William Gay has carved for him­self an endur­ing posi­tion in the mod­ern South­ern lit­er­ary land­scape, and the echoes of his work have rever­ber­ated far beyond the red clay hills sur­round­ing his home in Hohen­wald, Ten­nessee. The South of his books is often dark and vio­lent, yet thank­ful for such sim­ple sights as a hay­field at dusk filled with fire­flies, or a demure fem­i­nine smile. In a 2000 NEW YORK TIMES book review, fel­low South­erner Tony Ear­ley wrote, “At his best, Gay writes with the wis­dom and patience of a man who has wit­nessed hard times and learned that panic or hedg­ing won’t make bet­ter times come any sooner; he looks upon beauty and vio­lence with equal mea­sure and makes an accu­rate account­ing of how much of each the human heart contains.”

Gay has pub­lished three nov­els: THE LONG HOME, PROVINCES OF NIGHT, and TWILIGHT, as well as a col­lec­tion of short sto­ries called I HATE TO SEE THAT EVENING SUN GO DOWN, with a new novel, THE LOST COUNTRY, forth­com­ing. Recently, we trav­eled to Hohen­wald to inter­view the author in the rural area of Ten­nessee that forms the back­drop of his sto­ries. We found him there, tucked away in the misty hills where many of his char­ac­ters have been lost and never heard from again, in his hope­lessly idyl­lic log home. Inside, we sipped cof­fee and lis­tened as he spoke can­didly of his life and his work on a driz­zly, cold day that lent itself to the unwind­ing of old Ten­nessee mysteries.

THE OXFORD AMERICAN: You’ve got a novel com­ing out soon. Can you tell us a lit­tle about it?
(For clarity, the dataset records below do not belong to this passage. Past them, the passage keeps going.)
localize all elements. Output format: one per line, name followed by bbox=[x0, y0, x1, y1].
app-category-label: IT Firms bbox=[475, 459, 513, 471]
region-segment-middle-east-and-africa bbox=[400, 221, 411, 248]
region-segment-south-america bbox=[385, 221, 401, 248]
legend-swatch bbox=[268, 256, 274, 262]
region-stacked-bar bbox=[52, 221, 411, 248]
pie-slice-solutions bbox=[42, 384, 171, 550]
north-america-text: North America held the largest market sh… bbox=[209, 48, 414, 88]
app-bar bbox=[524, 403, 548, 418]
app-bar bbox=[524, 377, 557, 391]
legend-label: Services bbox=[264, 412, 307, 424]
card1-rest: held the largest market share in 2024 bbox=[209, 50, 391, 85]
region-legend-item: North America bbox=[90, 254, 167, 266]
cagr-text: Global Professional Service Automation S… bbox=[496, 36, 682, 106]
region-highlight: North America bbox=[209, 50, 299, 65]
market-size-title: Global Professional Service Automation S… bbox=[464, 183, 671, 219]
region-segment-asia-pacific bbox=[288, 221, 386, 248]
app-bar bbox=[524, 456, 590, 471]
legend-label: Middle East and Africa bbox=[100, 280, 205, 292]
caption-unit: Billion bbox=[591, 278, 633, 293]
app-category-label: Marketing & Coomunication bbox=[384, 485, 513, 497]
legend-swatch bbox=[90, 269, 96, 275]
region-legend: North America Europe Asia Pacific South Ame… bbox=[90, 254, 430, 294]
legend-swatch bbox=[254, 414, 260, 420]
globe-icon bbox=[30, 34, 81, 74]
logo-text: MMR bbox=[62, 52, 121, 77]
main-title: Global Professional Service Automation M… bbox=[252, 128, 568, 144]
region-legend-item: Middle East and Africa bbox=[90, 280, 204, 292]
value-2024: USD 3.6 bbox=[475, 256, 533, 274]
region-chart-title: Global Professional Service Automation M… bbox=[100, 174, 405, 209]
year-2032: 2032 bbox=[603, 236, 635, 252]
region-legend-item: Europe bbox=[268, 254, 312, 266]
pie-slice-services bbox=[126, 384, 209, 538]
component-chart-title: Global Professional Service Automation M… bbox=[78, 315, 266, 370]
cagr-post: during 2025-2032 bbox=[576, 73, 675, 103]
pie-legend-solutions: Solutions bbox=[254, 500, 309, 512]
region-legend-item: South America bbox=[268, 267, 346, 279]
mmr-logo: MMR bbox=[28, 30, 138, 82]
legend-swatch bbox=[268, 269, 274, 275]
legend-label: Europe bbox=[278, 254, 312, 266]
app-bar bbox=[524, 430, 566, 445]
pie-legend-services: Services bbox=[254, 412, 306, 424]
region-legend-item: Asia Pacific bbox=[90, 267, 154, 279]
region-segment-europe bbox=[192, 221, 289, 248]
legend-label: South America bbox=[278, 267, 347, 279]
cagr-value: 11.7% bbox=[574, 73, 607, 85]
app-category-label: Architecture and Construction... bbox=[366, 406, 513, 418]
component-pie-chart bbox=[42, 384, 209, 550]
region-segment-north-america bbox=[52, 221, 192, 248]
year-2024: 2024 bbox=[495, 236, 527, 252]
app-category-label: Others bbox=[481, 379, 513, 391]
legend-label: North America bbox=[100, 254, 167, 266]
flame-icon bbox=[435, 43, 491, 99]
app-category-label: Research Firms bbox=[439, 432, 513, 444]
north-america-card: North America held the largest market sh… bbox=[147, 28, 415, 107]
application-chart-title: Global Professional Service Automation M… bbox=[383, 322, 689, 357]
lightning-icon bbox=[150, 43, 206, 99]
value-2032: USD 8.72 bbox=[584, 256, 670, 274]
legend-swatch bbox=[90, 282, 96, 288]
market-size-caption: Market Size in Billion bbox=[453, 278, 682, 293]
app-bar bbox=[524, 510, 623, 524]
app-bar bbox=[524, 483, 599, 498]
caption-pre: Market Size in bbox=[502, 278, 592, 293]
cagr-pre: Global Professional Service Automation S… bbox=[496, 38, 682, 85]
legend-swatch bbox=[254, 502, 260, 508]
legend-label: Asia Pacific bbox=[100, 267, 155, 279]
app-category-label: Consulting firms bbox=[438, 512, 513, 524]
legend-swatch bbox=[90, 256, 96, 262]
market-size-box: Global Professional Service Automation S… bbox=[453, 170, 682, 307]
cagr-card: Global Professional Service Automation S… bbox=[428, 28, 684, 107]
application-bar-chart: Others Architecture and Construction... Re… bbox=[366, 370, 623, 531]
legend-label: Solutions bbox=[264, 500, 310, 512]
WILLIAM GAY: Yeah. It’s called THE LOST COUNTRY. It’s sort of a road novel, about a guy named Dewey Edge­wa­ter who’s just been dis­charged from the Navy and he’s hitch­hik­ing back from Cal­i­for­nia to Ten­nessee. The idea is like a place you can’t get back to, like youth or inno­cence, and Edgewater’s try­ing to get back to his life before he lost his inno­cence and became more worldly. And it’s about a one-armed con man—there used to be these con men that went around the South. They had these ways of rip­ping peo­ple off. When I was a kid this guy came through, and he was spray­ing barn roofs. And my grandfather’s barn leaked real bad, so he hired this guy. He told him that it was guar­an­teed to stop all leaks. So my grand­fa­ther came up with the money and paid the guy to spray the roof, but it was just like a mix­ture of black oil and diesel fuel or some­thing. He just sprayed it and got the money and split, and then when it rained, it rained inside as well as out­side, just like it did before. But that’s what the guy did for a liv­ing. There were peo­ple who sold Bibles. They had your name printed in a Bible and would tell you that two or three pay­ments had been paid on it, you know, but they read the obit­u­ary notices in the paper, they knew when some­body had died. And then if it was a middle-class per­son, some­body with a lit­tle money, they would show up with a Bible that had their name stamped in it from the deceased per­son. And that per­son would want to own that Bible, you know, because her hus­band or who­ever had already paid some on it for her. But it was just a cheap Bible.

The con man [in THE LOST COUNTRY], Roost­er­fish, is a guy like that.